D. Acceptable Personal Trades

The following forms of securities may be freely held or traded by employees, without regard to the Personal Trading Restrictions described above or the reporting requirements described in Reports of Personal Securities above. For these reasons, the following securities are considered safest from a regulatory perspective for an employee to purchase, sell or hold – both from the firm and employee’s perspective. Employees are therefore encouraged to conduct their personal transactions within the following types of acceptable securities:

(1) Shares of open-end mutual funds not managed by DSWP (note: trades in closed-end mutual funds or exchange traded funds must follow the Personal Trading Restrictions requirements described above);

(2) Shares of any money market fund;

(3) Direct obligations of the United States Government; and

(4) Money market instruments, including bankers’ acceptances, bank certificates of deposit, commercial paper, repurchase agreements and other high quality short-term debt.

3.3 Firm Review of Personal Transaction Reports

The CCO and/or CEO will generally consider the following factors when reviewing reportable security holdings and transactions or approvals by employees to purchase IPOs or private placements.

  1. Whether the investment opportunity should be directed to a client’s account;
  2. Whether the amount or nature of the transaction affected the price or market for the security;
  3. Whether the employee benefited from purchases or sales being made for clients;
  4. Whether the transaction harmed any client; and
  5. Whether the transaction has the appearance of impropriety.

The CEO will review the CCO’s quarterly transaction report.

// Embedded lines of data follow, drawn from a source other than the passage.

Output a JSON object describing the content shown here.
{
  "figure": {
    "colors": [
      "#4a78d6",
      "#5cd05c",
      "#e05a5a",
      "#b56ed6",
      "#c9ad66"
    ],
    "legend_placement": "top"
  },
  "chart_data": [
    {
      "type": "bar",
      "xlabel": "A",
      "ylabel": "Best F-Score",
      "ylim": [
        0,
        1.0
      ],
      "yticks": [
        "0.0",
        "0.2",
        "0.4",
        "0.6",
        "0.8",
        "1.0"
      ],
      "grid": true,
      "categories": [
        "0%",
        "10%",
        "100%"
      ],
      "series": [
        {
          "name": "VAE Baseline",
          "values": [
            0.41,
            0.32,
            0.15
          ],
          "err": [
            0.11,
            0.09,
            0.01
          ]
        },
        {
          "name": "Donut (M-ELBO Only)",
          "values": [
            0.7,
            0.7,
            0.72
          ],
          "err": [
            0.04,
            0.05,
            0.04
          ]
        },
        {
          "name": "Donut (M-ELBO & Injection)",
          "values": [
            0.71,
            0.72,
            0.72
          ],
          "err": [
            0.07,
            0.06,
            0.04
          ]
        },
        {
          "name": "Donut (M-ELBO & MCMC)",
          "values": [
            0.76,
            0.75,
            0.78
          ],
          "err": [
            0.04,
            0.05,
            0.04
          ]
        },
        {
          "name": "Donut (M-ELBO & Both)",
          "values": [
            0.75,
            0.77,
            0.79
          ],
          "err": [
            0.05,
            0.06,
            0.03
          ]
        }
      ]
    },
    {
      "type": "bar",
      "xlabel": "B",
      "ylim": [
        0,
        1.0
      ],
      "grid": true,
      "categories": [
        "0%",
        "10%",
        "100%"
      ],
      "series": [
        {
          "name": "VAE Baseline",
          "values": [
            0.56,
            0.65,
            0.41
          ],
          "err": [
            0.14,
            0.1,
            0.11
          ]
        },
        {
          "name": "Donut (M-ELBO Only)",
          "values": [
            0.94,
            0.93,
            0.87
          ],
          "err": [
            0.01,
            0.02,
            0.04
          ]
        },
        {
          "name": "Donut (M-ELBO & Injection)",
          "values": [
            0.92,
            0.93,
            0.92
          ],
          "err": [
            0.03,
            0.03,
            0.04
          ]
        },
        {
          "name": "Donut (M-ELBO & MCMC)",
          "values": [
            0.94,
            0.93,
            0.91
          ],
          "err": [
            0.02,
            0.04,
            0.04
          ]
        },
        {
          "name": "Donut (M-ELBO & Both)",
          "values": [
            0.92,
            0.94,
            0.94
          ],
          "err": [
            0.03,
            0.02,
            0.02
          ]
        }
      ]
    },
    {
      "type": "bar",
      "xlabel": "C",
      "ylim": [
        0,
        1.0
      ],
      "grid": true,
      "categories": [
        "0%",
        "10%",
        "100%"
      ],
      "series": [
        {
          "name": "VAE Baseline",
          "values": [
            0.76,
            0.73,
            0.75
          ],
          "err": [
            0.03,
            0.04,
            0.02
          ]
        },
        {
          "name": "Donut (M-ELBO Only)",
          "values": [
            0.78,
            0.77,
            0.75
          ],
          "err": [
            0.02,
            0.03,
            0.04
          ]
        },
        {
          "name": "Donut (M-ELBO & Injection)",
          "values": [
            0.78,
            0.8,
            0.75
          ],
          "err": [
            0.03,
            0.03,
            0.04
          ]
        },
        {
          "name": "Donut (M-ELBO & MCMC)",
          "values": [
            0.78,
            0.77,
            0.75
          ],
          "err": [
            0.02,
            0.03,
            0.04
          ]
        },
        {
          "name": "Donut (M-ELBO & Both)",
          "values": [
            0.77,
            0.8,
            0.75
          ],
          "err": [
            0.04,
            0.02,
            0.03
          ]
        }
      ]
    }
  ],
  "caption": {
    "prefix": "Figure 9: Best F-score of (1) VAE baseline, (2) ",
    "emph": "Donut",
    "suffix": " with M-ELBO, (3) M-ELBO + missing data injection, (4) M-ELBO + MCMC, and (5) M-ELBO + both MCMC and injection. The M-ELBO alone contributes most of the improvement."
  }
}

3.4 Record Keeping Requirements

DSWP will keep the following records regarding this Code of Ethics and Personal Trading Policy:

  1. Historic copies of this Code of Ethics and Personal Trading Policy;
  2. Historic listings of all employees subject to this Code of Ethics and Personal Trading Policy;
  3. Employees’ written acknowledgements of receipt of the Code of Ethics and Personal Trading Policy;
  4. Violations of the Code of Ethics and Personal Trading Policy, and records of action taken as a result of the violations;
  5. All personal transaction reports made by employees and/or copies of brokerage confirmations and statements.

3.5 Code of Ethics and Personal Trading Policy Violations

All employees are required to report promptly any violation of this policy to the CCO (including the discovery of any violation committed by another employee). Examples of items that should be reported include but are not limited to: noncompliance with federal securities laws, conduct that is harmful to clients and purchasing securities contrary to the Personal Trading Policy. Such violations will be reported to the CCO on a timely basis.

Employees are encouraged to report any violations or apparent violations. Such reports by employees will not be viewed negatively by firm management, even if the reportable event, upon further review, is determined to not be a violation and CCO/CEO determined the employee reported such apparent violation in good faith.

3.6 Code of Ethics and Personal Trading Policy Sanctions

Upon discovering a violation of this policy, the CCO or CEO may impose any sanctions as deemed appropriate, including disgorgement of profits, reversal of the trade or suspension of trading privileges. For additional information on general sanctions for violation of the firm’s policies, refer to our Sanctions Policy. If the CEO violates the Code of Ethics or Personal Trading Policy, s/he will consider the most appropriate manner to mitigate the violation, depending upon the facts and circumstances of the violation, including a documented review to ensure clients are made whole, if necessary, and possible disclosure of the violation.